関西合同音声ゼミ(2019.12.07)@立命館大学OIC

昨日関西合同音声ゼミに行ってきたので感想などを残しておく。

招待講演:コミック工学

まず、招待講演の立命館大山西先生のコミック工学研究の紹介が面白かった。技術が先にあって課題を探す技術指向、課題が先にあって課題を解決するために技術を開発する課題指向という従来研究スタイルに対して、これらを止揚した感じのコンテンツ指向という話をされていた。

コンテンツ指向は、既存の技術から「こんなのできそう」を考えたり、「こんなのあったらいいよね」からどのような課題が必要かを考える研究スタイルとのことだった。私はissueから始めなければ、という意識が最近強かったのだけど、やっぱ考え過ぎだよなあと考えを改めるきっかけになった。

issueから始めるのが重要なのは、工学をしてるつもりで全く役に立たないものを作ってしまうのではという懸念があったからだが、役に立ちたい対象となる人が研究のループに入っているかどうかが重要なポイントだと思った。

コミック工学研究会では漫画家さんなどプロの実務家が参加していて、コンテンツの担い手に直にフィードバックをもらい、この技術はどこでなら役立ちそうか、新たな課題はありそうかなどを建設的に議論してすぐに軌道修正できるしくみづくりがされているとのことで、なるほどそこすごい大事だなと思った。

思えば私の所属している研究室でも、ここで言うようなコンテンツ指向を重要視した指導をされているが、適切な課題の設定を行うのが難しいなと常々感じている。
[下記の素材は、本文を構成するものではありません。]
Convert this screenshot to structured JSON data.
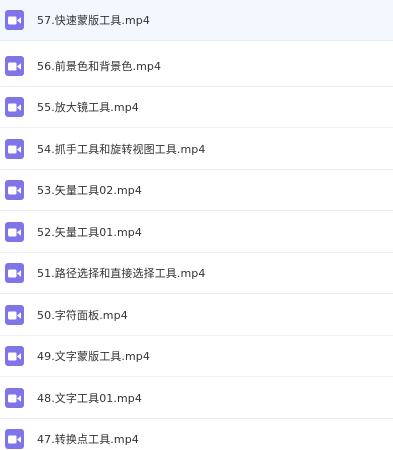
{
  "icon": {
    "name": "video-file-icon",
    "color": "#7f74e8"
  },
  "files": [
    {
      "name": "57.快速蒙版工具.mp4",
      "selected": true
    },
    {
      "name": "56.前景色和背景色.mp4",
      "selected": false
    },
    {
      "name": "55.放大镜工具.mp4",
      "selected": false
    },
    {
      "name": "54.抓手工具和旋转视图工具.mp4",
      "selected": false
    },
    {
      "name": "53.矢量工具02.mp4",
      "selected": false
    },
    {
      "name": "52.矢量工具01.mp4",
      "selected": false
    },
    {
      "name": "51.路径选择和直接选择工具.mp4",
      "selected": false
    },
    {
      "name": "50.字符面板.mp4",
      "selected": false
    },
    {
      "name": "49.文字蒙版工具.mp4",
      "selected": false
    },
    {
      "name": "48.文字工具01.mp4",
      "selected": false
    },
    {
      "name": "47.转换点工具.mp4",
      "selected": false
    }
  ]
}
ここは研究者としての腕によるところがあるが、対象とする人がはっきりしているなら、実際に会って課題を切り取っていくことを視野にいれてないとなぁと反省した。

研究紹介の中身もbig pictureと要素技術がはっきり示されていて非常に分かりやすかった。次々に研究になる課題の例が紹介されてくのもすごくて、思わぬ発想もあったりで発想の引き出しの多さに感心させられた。

ポスター発表

ポスター発表に関しては、今回対話関係の発表件数が多かったので、ポスターは対話を中心に見て回っただけで時間が尽きてしまった。(皆熱が入っているのは良さだが、いったん5分くらいにまとめててもらえるとありがたい・・・)

ざっくり総括すると、グラフ系の話、人間っぽい対話振る舞いに関する研究の話、他にも雑談応答モデルの多様性向上の話とか対話における話者認識・匿名化とか、個人性を扱った話などがあった。

知識グラフの二値化CP分解の話は初めて聞いたので面白かった。不勉強ながらHinton’s Straight Through Estimatorを知らなかったので勉強になった。2値化してもある程度ちゃんと動いてるのがすごい。局所解には落ちないんだろうか?落ち着いたらちょっと勉強してみたい。 ググったら今年の言語処理学会の予稿を見つけた:https://www.anlp.jp/proceedings/annual_meeting/2019/pdf_dir/P8-4.pdf

雑談応答の多様性向上の話は工夫が面白かったが、その工夫が本当に効いているのか結果からは良く分からなかったので、比較した結果や詳細な分析が見たかった。他の手法も色々あるので比較した結果も見てみたい。

懇親会

弊研からの参加者僕と後輩氏の2人だけでワロタ。(もっとコミュニケーションしようぜ・・・)どの研究室もそうだけど、島でまとまるの良くないと思うんですよね・・・なんかうまい仕掛けが欲しい。今回私は京大島をフラフラしながら山西先生に話かけたりしてました。コミック工学研究会は私のモチベーションにもマッチしそうなので、参加できないかボスらと相談したいところ。自分が何をやってるのか見せようと自分のデモを見せたのだが、デモが動かなかったのには冷や汗をかいた・・・(後で確認したらcudaがエラーを吐いていた。勘弁してほしい・・・)

河原研の学生氏と話していて、河原研はどうやって対話の問題設定を洗練させてくのか聞いてみたら、河原研には社会心理学に精通した博士研究員の方がいてコメントもらえたりするらしい。そういうの良いですね。個人的にはやっぱ人間同士、人間対機械のインタラクションに興味があるので、自分で勉強するだけでなく、そういうのに精通している方に実際に会いに行って話を伺いに行くとかするアクションも、自分の研究を洗練させていく上で重要だなあと思った。